“Se davvero la soluzione trovata dal governo e dal ministro Di Paola per ridimensionare e modernizzare le forze armate fosse un percorso di mobilità per i 30 mila militari eventualmente in eccesso verso la pubblica amministrazione, saremmo di fronte a un serio problema con i cosiddetti tecnici”. A sostenerlo è Salvatore Chiaramonte, della segreteria nazionale Fp Cgil, che sottolinea come già oggi la pubblica amministrazione debba affrontare una pesantissima cura dimagrante in seguito alla riforma Brunetta, con i singoli enti chiamati a comunicare i propri esuberi in base ai due tagli consecutivi del 10% agli organici, operati dal precedente esecutivo.

“Chiedere alle stesse amministrazioni di mandare in mobilità personale qualificato per poi assorbirne altro in esubero dalle forze armate, quindi con una formazione non adatta all’offerta di servizi pubblici – prosegue Chiaramonte –, significherebbe non aver ben chiara la gravità della situazione o, peggio ancora, non volerla tenere nella giusta considerazione. Quanto poi ai presunti risparmi, vorremmo timidamente far notare che il personale eventualmente spostato presso altro ente andrebbe comunque pagato”. La questione, a giudizio della Fp, “sarebbe opportuno affrontarla in un apposito tavolo con le organizzazioni sindacali”.

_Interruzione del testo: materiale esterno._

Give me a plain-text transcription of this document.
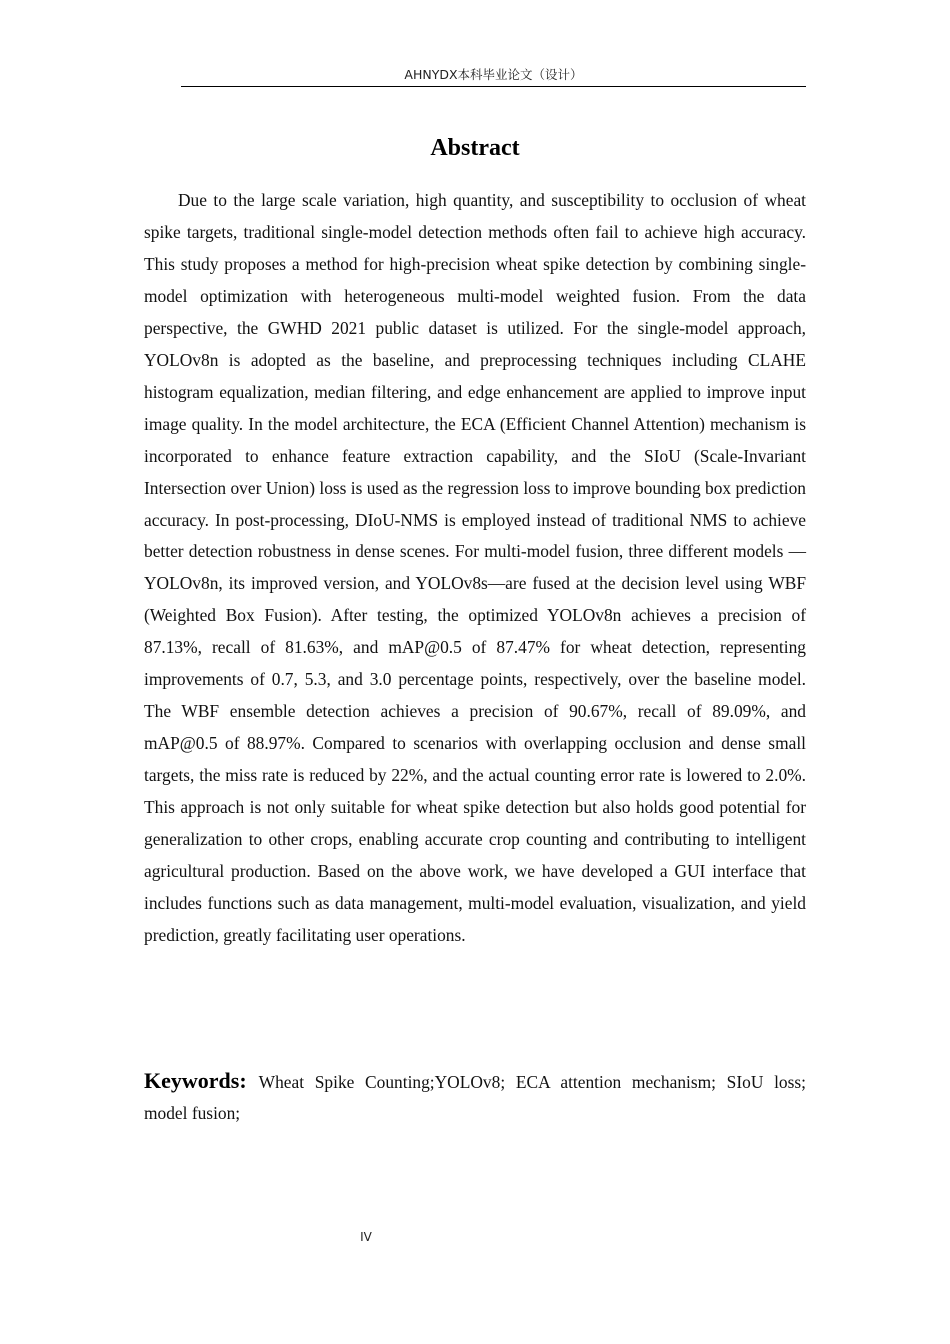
AHNYDX本科毕业论文（设计）
Abstract

Due to the large scale variation, high quantity, and susceptibility to occlusion of wheat spike targets, traditional single-model detection methods often fail to achieve high accuracy. This study proposes a method for high-precision wheat spike detection by combining single-model optimization with heterogeneous multi-model weighted fusion. From the data perspective, the GWHD 2021 public dataset is utilized. For the single-model approach, YOLOv8n is adopted as the baseline, and preprocessing techniques including CLAHE histogram equalization, median filtering, and edge enhancement are applied to improve input image quality. In the model architecture, the ECA (Efficient Channel Attention) mechanism is incorporated to enhance feature extraction capability, and the SIoU (Scale-Invariant Intersection over Union) loss is used as the regression loss to improve bounding box prediction accuracy. In post-processing, DIoU-NMS is employed instead of traditional NMS to achieve better detection robustness in dense scenes. For multi-model fusion, three different models —YOLOv8n, its improved version, and YOLOv8s—are fused at the decision level using WBF (Weighted Box Fusion). After testing, the optimized YOLOv8n achieves a precision of 87.13%, recall of 81.63%, and mAP@0.5 of 87.47% for wheat detection, representing improvements of 0.7, 5.3, and 3.0 percentage points, respectively, over the baseline model. The WBF ensemble detection achieves a precision of 90.67%, recall of 89.09%, and mAP@0.5 of 88.97%. Compared to scenarios with overlapping occlusion and dense small targets, the miss rate is reduced by 22%, and the actual counting error rate is lowered to 2.0%. This approach is not only suitable for wheat spike detection but also holds good potential for generalization to other crops, enabling accurate crop counting and contributing to intelligent agricultural production. Based on the above work, we have developed a GUI interface that includes functions such as data management, multi-model evaluation, visualization, and yield prediction, greatly facilitating user operations.

Keywords: Wheat Spike Counting;YOLOv8; ECA attention mechanism; SIoU loss; model fusion;

IV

“A tal fine sollecitiamo, nei rispettivi ambiti di competenza, i ministri Fornero, Patroni Griffi e Di Paola: è incomprensibile come un progetto di queste dimensioni non sia stato discusso con chi ha il polso della situazione, operatori del settore e rappresentanti dei lavoratori, e potrebbe evitare scelte affrettate e soprattutto controproducenti per la pubblica amministrazione”. Chiaromonte non ha dubbi: pensare di poter con una mano ridimensionare le amministrazioni pubbliche e con l’altra utilizzarle per risolvere in modo pressapochistico un problema che pure esiste, “vuol dire ritenere il lavoro pubblico un ammortizzatore sociale e non una leva per lo sviluppo e la modernizzazione. Un atteggiamento francamente poco tecnico”.